If this was about a concern for children actually getting an education, they would have some meaningful oversight for homeschoolers, which they don't.


You think MCPS should expending more of its resources and energy on oversight of people who've chosen to pull their kids out of the school system and teach them on their own?

Why?
Anonymous
Anonymous wrote:
Anonymous wrote:I think the crackdown is in response to families who travel abroad for long trips to visit family.

Curious how this will play out.


This isn’t new.


Sigh.

The travel and absences aren’t new, but mcps is taking a hardline on absences this year…which is new.

Literally every teacher at back to school night had talking points on it. Plus a video from the principal.

There’s a long thread in this forum foreshadowing this hardline. Remember the chronic absenteeism discussion?

Another new bit: if you have 10 unexcused absences, you will unenrolled.

Like a pp said: this hardline isn’t for the “good” people. But I think it’s bizarre to take a hardline with good students when the real issue is immigrant families or others who disappear for weeks/months on end to travel abroad and the very real issue of unaccompanied Latinos or other boys who aren’t interested in school.

I think/hope? It’s a tactic to unenroll troublemakers.

It’s just frustrating that if my kid tests positive for covid I’ll need to take them to the doctor and essentially pay for a note to excuse their absence.
Anonymous
Anonymous wrote:
Anonymous wrote:
Anonymous wrote:I think the crackdown is in response to families who travel abroad for long trips to visit family.

Curious how this will play out.


This isn’t new.


Sigh.

The travel and absences aren’t new, but mcps is taking a hardline on absences this year…which is new.

Literally every teacher at back to school night had talking points on it. Plus a video from the principal.

There’s a long thread in this forum foreshadowing this hardline. Remember the chronic absenteeism discussion?

Another new bit: if you have 10 unexcused absences, you will unenrolled.

Like a pp said: this hardline isn’t for the “good” people.

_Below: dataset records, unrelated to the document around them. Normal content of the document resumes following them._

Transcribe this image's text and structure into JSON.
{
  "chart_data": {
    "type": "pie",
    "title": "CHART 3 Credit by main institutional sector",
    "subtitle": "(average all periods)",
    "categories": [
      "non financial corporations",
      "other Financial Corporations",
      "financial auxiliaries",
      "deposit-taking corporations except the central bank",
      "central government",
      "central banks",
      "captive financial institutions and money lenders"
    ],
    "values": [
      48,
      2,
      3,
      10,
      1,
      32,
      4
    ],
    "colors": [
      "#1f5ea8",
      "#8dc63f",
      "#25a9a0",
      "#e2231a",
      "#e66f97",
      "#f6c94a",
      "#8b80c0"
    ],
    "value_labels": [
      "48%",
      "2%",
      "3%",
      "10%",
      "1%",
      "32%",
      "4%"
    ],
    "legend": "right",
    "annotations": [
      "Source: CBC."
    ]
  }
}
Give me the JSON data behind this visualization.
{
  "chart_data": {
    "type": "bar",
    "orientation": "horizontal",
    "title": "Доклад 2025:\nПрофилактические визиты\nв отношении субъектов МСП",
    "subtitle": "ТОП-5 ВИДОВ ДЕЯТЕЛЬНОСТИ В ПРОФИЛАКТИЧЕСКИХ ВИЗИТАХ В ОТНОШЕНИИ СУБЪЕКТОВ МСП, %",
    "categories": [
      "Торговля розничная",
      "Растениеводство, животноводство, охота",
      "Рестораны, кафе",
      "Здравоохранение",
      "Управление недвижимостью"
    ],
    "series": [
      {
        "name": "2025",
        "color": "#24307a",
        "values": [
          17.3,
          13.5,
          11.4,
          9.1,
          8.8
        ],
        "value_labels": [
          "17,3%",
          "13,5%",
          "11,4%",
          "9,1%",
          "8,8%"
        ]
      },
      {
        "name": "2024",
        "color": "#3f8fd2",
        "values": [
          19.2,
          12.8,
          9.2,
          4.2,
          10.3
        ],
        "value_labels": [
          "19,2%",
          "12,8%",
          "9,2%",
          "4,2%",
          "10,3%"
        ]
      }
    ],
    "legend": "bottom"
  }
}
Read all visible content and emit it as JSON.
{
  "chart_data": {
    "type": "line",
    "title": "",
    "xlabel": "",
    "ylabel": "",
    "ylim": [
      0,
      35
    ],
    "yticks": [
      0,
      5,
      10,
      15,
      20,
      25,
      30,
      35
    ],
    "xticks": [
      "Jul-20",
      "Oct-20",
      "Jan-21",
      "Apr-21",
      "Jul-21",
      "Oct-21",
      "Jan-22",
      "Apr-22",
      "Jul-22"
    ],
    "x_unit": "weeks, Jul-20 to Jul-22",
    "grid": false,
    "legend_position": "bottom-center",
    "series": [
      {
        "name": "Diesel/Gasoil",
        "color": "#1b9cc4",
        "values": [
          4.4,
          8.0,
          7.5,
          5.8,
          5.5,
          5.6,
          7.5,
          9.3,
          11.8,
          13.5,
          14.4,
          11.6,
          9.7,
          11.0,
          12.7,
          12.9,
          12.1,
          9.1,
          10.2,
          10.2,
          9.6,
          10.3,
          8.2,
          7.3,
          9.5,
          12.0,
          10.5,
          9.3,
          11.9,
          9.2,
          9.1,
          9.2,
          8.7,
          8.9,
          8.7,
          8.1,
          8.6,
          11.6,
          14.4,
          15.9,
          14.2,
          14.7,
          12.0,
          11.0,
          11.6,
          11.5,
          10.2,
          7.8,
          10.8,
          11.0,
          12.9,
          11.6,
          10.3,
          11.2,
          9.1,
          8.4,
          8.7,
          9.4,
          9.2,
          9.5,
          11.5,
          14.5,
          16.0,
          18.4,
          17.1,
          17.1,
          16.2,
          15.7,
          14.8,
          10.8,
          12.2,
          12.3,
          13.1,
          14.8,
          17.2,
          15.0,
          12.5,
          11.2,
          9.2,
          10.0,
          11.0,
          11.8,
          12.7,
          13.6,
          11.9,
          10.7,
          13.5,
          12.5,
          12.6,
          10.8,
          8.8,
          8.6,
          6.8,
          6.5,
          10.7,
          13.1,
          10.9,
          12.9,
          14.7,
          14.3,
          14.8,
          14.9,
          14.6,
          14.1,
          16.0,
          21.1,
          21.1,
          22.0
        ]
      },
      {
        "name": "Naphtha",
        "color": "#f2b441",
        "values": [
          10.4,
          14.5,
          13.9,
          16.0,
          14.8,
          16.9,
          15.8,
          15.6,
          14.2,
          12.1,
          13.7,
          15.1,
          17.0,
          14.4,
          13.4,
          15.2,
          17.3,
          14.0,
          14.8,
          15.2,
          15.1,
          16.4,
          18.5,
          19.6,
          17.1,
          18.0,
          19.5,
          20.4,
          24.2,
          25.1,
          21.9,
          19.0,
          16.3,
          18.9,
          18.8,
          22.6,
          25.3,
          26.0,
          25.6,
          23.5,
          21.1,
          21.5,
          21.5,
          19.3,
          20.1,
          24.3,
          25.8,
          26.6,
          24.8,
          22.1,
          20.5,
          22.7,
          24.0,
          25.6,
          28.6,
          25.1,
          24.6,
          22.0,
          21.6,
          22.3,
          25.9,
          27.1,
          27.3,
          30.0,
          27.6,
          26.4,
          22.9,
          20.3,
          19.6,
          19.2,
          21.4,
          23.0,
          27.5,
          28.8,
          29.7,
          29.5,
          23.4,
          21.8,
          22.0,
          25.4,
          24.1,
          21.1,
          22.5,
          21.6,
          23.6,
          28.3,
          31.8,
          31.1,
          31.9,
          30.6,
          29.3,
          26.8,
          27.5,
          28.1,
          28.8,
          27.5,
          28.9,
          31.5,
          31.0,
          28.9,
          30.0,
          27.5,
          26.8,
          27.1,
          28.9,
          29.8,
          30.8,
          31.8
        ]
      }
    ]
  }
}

But I think it’s bizarre to take a hardline with good students when the real issue is immigrant families or others who disappear for weeks/months on end to travel abroad and the very real issue of unaccompanied Latinos or other boys who aren’t interested in school.

I think/hope? It’s a tactic to unenroll troublemakers.

It’s just frustrating that if my kid tests positive for covid I’ll need to take them to the doctor and essentially pay for a note to excuse their absence.


Doctor's notes for extended absences has always been the case in my experience in MCPS. Why are people acting like this policy of expecting a doctor's note for extended absences is brand new and therefore unreasonable?